The data loss using the "other" solution was due to Corruption of the drive data. They blamed it on the fact that I have HARDWARE raid and wanted me to re-wire my whole servers back plane and everything to basically perform a RAID castration on the server. NOT a good solution for well... many reasons. I do not use mirroring even tho after this I may when I find a new solution opt this time for that type of setup. As of this time only using each drive as its own RAID-0 I believe that's what it is called. This is how the data was lost from the corrupting of the files. I sadly feel that this was 100% caused by the software not playing nice with the raid hardware and was also told this by the other people. Also was told that their software beats up raid interfaces and frys them out so... Now as far as the FREE version of redhat where can i find that download. I have been looking on the site and not found it. Can you please direct me to the proper link. Thanks again..

Hi John,

Data loss due to software failures is a hard issue to crack.

Bugs can be found everywhere.

RHEL free of cost has one disadvantage, you get no right to open support cases, only the right to download update and fixes. is the place to get your free of costs subscription.

  • Click the download RHEL button
  • on the login page, if applicable choose "Don't have an account? Create one now."


Jan Gerrit

Are there GUI interfaces for Redhat for FTP? and what one is the best in your opinion

Hi John,

I hope someone will be able to answer that for you.

I do not use ftp, due to its lack of ssl encryption.


Jan Gerrit

Hi again,

I am concerned about your data loss in hardware RAID. That does not happen very easily or often. Pity it is too late to help you investigate further.

John, I assume you want FTP server with GUI on Linux server?

Whilst we all would prefer to convert you to a more secure SFTP protocol, whatever you reason to use plain FTP, there are options you can consider. For example:

a) ProFTPD.

ProFTPD comes with a command-line interface (CLI) only, but there are several third-party Graphical user interfaces (GUI) existing for ProFTPD. I personally used Webmin module to manage ProFTPD in the past.

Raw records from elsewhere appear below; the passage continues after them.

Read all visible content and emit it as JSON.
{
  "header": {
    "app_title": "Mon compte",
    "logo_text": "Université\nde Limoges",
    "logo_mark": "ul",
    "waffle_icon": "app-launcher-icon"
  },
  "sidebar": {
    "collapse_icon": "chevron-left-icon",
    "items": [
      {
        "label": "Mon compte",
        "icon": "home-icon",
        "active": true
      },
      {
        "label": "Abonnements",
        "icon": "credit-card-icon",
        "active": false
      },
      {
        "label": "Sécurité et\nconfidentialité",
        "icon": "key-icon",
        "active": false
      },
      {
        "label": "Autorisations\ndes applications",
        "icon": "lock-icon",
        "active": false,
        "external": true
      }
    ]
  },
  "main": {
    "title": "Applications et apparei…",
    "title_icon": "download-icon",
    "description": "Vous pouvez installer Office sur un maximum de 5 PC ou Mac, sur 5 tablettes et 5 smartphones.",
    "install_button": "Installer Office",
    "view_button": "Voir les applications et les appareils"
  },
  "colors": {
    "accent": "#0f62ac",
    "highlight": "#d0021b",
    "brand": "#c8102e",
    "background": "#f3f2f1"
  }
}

Some of the high-powered sites using it:

b) Pure-FTPd.

GUI interfaces like PureAdmin and Webmin module...


Dusan Baljevic (amateur radio VK2COT)

I have been looking @ proftpd but there is nothing showing how to install it on RedHat, How do i install and configure it?

Thank you for the suggestions. I am trying to run RHEL on my server. Just need to figure out the FTP.. but that's in another thread.. Thank you ALL for the suggestions it has caused me to start to migrate to RHEL So where we go... I am excited and thankful for all the help so far.. If you have the answer for the FTP please see my other thread for that. Thanks again

John Perry, you can use vsftp for ftp if you want an ftp server which comes with Red Hat repositories. I see Dusan gave you some good info. I'm glad you discovered the developer's edition of Red Hat for non-production use.

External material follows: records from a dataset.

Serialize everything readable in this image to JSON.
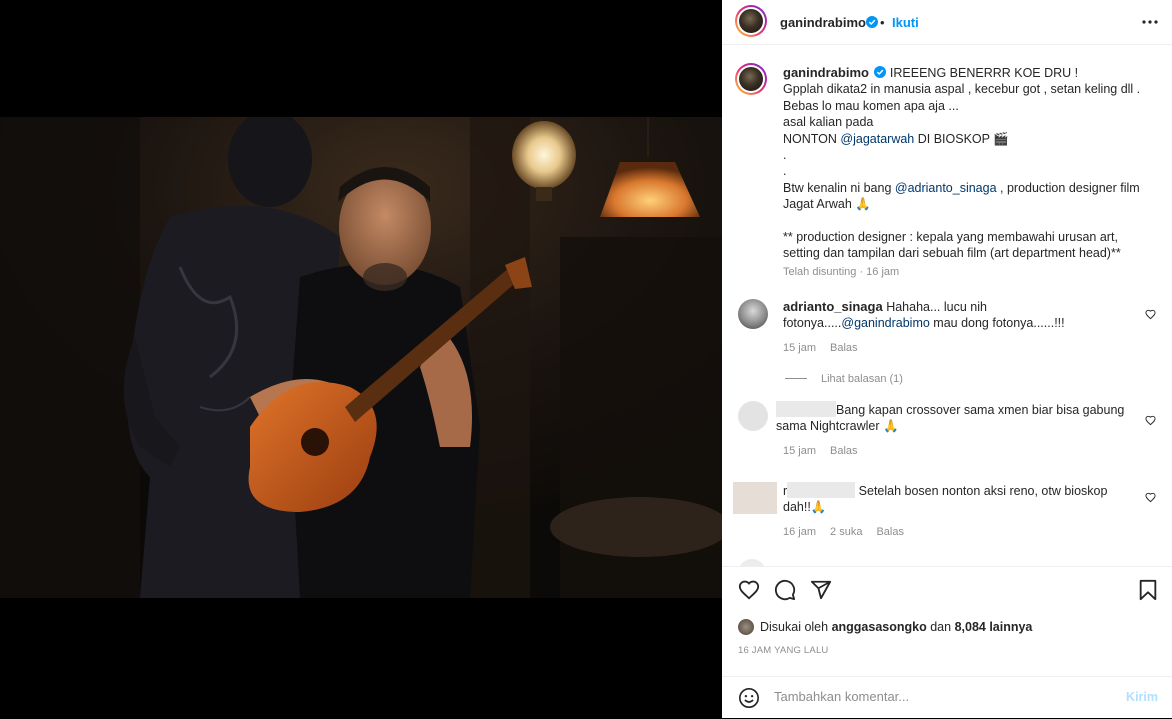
{
  "post": {
    "author": "ganindrabimo",
    "follow_label": "Ikuti",
    "more_icon": "more-horizontal-icon",
    "caption": {
      "title": "IREEENG BENERRR KOE DRU !",
      "line2": "Gpplah dikata2 in manusia aspal , kecebur got , setan keling dll .",
      "line3": "Bebas lo mau komen apa aja ...",
      "line4": "asal kalian pada",
      "line5_prefix": "NONTON ",
      "line5_mention": "@jagatarwah",
      "line5_suffix": " DI BIOSKOP 🎬",
      "dot1": ".",
      "dot2": ".",
      "line8_prefix": "Btw kenalin ni bang ",
      "line8_mention": "@adrianto_sinaga",
      "line8_suffix": " , production designer film Jagat Arwah 🙏",
      "line9": "** production designer : kepala yang membawahi urusan art, setting dan tampilan dari sebuah film (art department head)**",
      "meta": "Telah disunting · 16 jam"
    }
  },
  "comments": [
    {
      "user": "adrianto_sinaga",
      "text_prefix": "Hahaha... lucu nih fotonya.....",
      "mention": "@ganindrabimo",
      "text_suffix": " mau dong fotonya......!!!",
      "time": "15 jam",
      "reply": "Balas"
    },
    {
      "view_replies": "Lihat balasan (1)"
    },
    {
      "text": "Bang kapan crossover sama xmen biar bisa gabung sama Nightcrawler 🙏",
      "time": "15 jam",
      "reply": "Balas"
    },
    {
      "user_initial": "r",
      "text": "Setelah bosen nonton aksi reno, otw bioskop dah!!🙏",
      "time": "16 jam",
      "likes": "2 suka",
      "reply": "Balas"
    }
  ],
  "actions": {
    "like_icon": "heart-icon",
    "comment_icon": "comment-icon",
    "share_icon": "send-icon",
    "save_icon": "bookmark-icon",
    "liked_by_prefix": "Disukai oleh ",
    "liked_by_user": "anggasasongko",
    "liked_by_middle": " dan ",
    "liked_by_count": "8,084 lainnya",
    "timestamp": "16 JAM YANG LALU"
  },
  "add_comment": {
    "emoji_icon": "smiley-icon",
    "placeholder": "Tambahkan komentar...",
    "send_label": "Kirim"
  },
  "colors": {
    "link": "#0095f6",
    "mention": "#00376b",
    "muted": "#8e8e8e",
    "send_disabled": "#b2dffc"
  }
}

Let us know if we can help further


John Perry,

I'm not sure if you have your RAID array already established, but know that "raid 0" has no "fault tolerance", so if you lose just one drive in that "raid array", the entire collection of data with that storage you have established is gone.

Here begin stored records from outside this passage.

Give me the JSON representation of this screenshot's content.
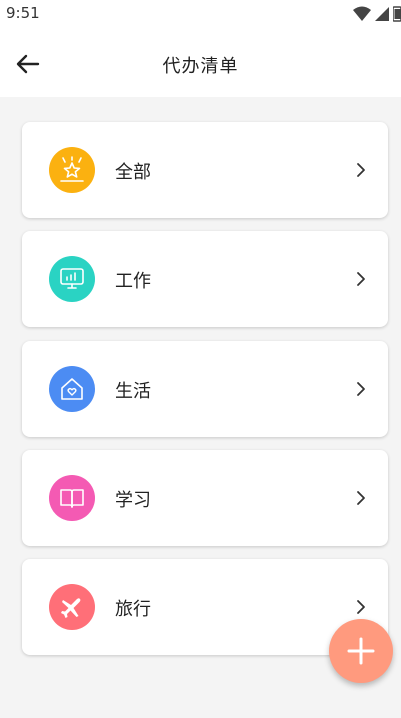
{
  "status_bar": {
    "time": "9:51",
    "icons": [
      "wifi-icon",
      "signal-icon",
      "battery-icon"
    ]
  },
  "app_bar": {
    "title": "代办清单",
    "back_icon": "arrow-left-icon"
  },
  "categories": [
    {
      "label": "全部",
      "icon": "star-badge-icon",
      "color": "#fbb110"
    },
    {
      "label": "工作",
      "icon": "monitor-chart-icon",
      "color": "#2ad3c3"
    },
    {
      "label": "生活",
      "icon": "home-heart-icon",
      "color": "#4c8cf3"
    },
    {
      "label": "学习",
      "icon": "book-icon",
      "color": "#f45ab3"
    },
    {
      "label": "旅行",
      "icon": "airplane-icon",
      "color": "#ff6f78"
    }
  ],
  "fab": {
    "icon": "plus-icon",
    "color": "#ff9a7e"
  }
}
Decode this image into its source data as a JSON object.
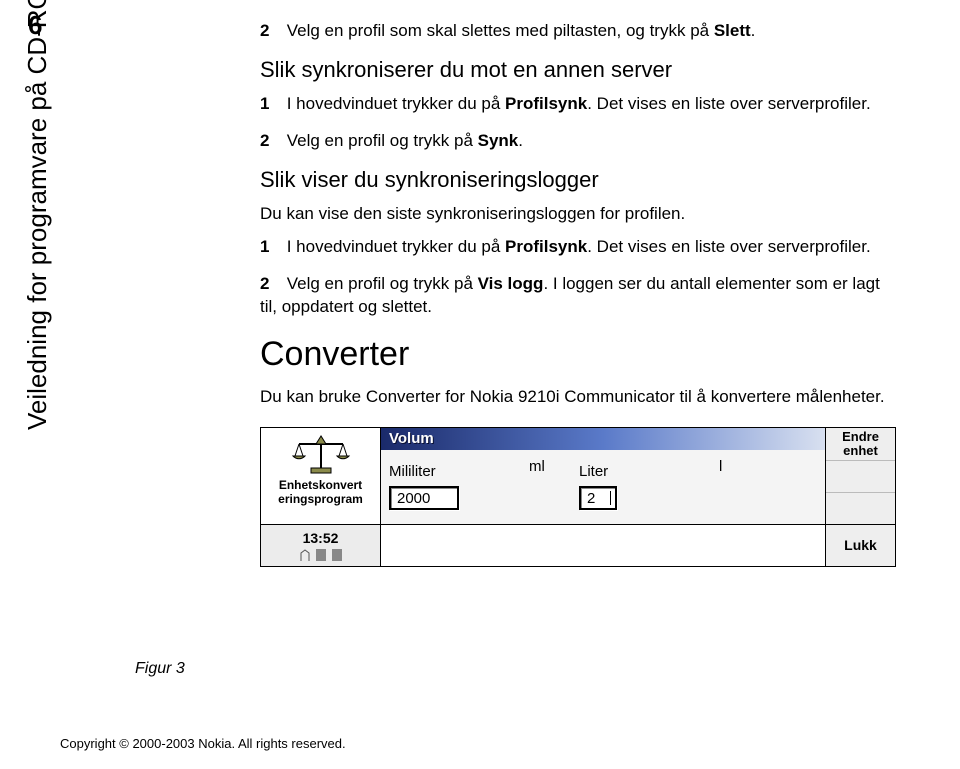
{
  "page_number": "6",
  "sidebar_title": "Veiledning for programvare på CD-ROM",
  "s1": {
    "n": "2",
    "pre": "Velg en profil som skal slettes med piltasten, og trykk på ",
    "bold": "Slett",
    "post": "."
  },
  "h3a": "Slik synkroniserer du mot en annen server",
  "s2": {
    "n": "1",
    "pre": "I hovedvinduet trykker du på ",
    "bold": "Profilsynk",
    "post": ". Det vises en liste over serverprofiler."
  },
  "s3": {
    "n": "2",
    "pre": "Velg en profil og trykk på ",
    "bold": "Synk",
    "post": "."
  },
  "h3b": "Slik viser du synkroniseringslogger",
  "p1": "Du kan vise den siste synkroniseringsloggen for profilen.",
  "s4": {
    "n": "1",
    "pre": "I hovedvinduet trykker du på ",
    "bold": "Profilsynk",
    "post": ". Det vises en liste over serverprofiler."
  },
  "s5": {
    "n": "2",
    "pre": "Velg en profil og trykk på ",
    "bold": "Vis logg",
    "post": ". I loggen ser du antall elementer som er lagt til, oppdatert og slettet."
  },
  "h2": "Converter",
  "p2": "Du kan bruke Converter for Nokia 9210i Communicator til å konvertere målenheter.",
  "device": {
    "left_line1": "Enhetskonvert",
    "left_line2": "eringsprogram",
    "title": "Volum",
    "from_label": "Mililiter",
    "from_unit": "ml",
    "from_value": "2000",
    "to_label": "Liter",
    "to_unit": "l",
    "to_value": "2",
    "softkey1a": "Endre",
    "softkey1b": "enhet",
    "time": "13:52",
    "rightkey": "Lukk"
  },
  "figure_label": "Figur 3",
  "copyright": "Copyright © 2000-2003 Nokia. All rights reserved."
}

PC Mag has an article on raid levels, and there's more than just "mirror" raid. Additionally, Red Hat's description of RAID levels is at this link.

Without going into a long description, raid 0 is just a number of disks chained together with no fault tolerance, you lose just one member of the disks, all data is at risk/gone at that point. RAID 1 is "mirroring" which is usually good for an operating system load. raid 5 is popular, and I've seen Google use RAID 5 for an operating system on an appliance we owned, which is interesting. RAID 5 is often used where you have some data you care about, and you can lose one (1) disk and only 1 and not lose your data (monitor it and make sure to replace it soon if you do lose a member). RAID 6 is like RAID 5, except you can lose two (2) disk members and not lose your data. There are more RAID levels than I've placed in this reply, and the links I added describe this more.

The crux of the differences in the above is fault tolerance, and the links above also give examples of other forms of RAID that are optimized for speed.